Leafy, green vegetables are high in nitrates and therefore relax the arteries of the body and lower blood pressure. They are full of hundreds of anti-inflammatory and antioxidant compounds. Those highest in nitrates are arugula, mesclun greens, swiss chard and oak leaf lettuce.

Pomegranates contain numerous powerful phytochemicals such as ellagic acid, catechins and anthocyanin which give the fruit its amazing anti-inflammatory and antioxidant properties. It not only lowers blood pressure but it decreases plaque in the arteries of the heart and vessels, and it lowers bad cholesterol.

The Plan

Here are some great phytonutrient-rich recipes for lowering blood pressure with plant-based nutrition therapy.

Pomegranate Morning Smoothie

  • 1 cup, pomegranate juice
  • 2 cups, frozen mixed berries
  • 1 banana, frozen
  • 3 dates, pitted
  • 1 handful, spinach
  • 2 tbsp, flaxseed, finely ground

Combine all the ingredients and blend in a NutriBullet, Vitamix or similar blender.
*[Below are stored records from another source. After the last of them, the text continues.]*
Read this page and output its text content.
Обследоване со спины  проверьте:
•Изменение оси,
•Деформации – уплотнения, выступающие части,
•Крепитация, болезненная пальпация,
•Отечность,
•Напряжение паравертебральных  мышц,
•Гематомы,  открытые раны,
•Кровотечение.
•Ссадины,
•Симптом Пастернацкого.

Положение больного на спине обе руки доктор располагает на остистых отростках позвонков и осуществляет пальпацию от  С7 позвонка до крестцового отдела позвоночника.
Enjoy!

Hypertension Juice

  • 8 oz. beet juice, fresh
  • 4 stalks, celery
  • 6 oz. leafy, green vegetable juice
  • 1 apple
  • ½ inch, ginger root

Prepare using a cold press, or masticating juicer. You can use the leafy, green vegetables as you like arugula or kale. Enjoy daily!  

 

Hibiscus Tea

Drink 2 cups a day, with 2 teabags per cup.

 

Spinach Arugula Salad

  • 1 cup, spinach, raw
  • 1 cup, arugula
  • ½ cup, tomatoes, cherry or grape
  • 1 Persian cucumber
  • ½ bell pepper, red or orange

Top with a dash of balsamic or flavored vinegar and season to taste. Enjoy!

Summing It Up

 

Whole Plant-Based Diets have been proven to prevent and reverse hypertension. These diets consist of vegetables, fruits, beans, whole grains and legumes.

A Whole Plant-Based Diet is the first step in reversing and preventing high blood pressure. The diet supplies large amounts of antioxidants and anti-inflammatory phytonutrients while eliminating inflammatory and toxic foods.

Specific phytonutrients shown to improve your blood pressure when eaten daily are beets, celery, hibiscus tea, pomegranates and leafy, green vegetables.

Exercise and meditation are also key components to relax blood vessels in the heart and organs thereby lowering blood pressure.

Eliminate or drastically reduce destructive foods like white flour, all processed and fried foods, sugar, soda (including diet), animal products and processed oils (including olive oil).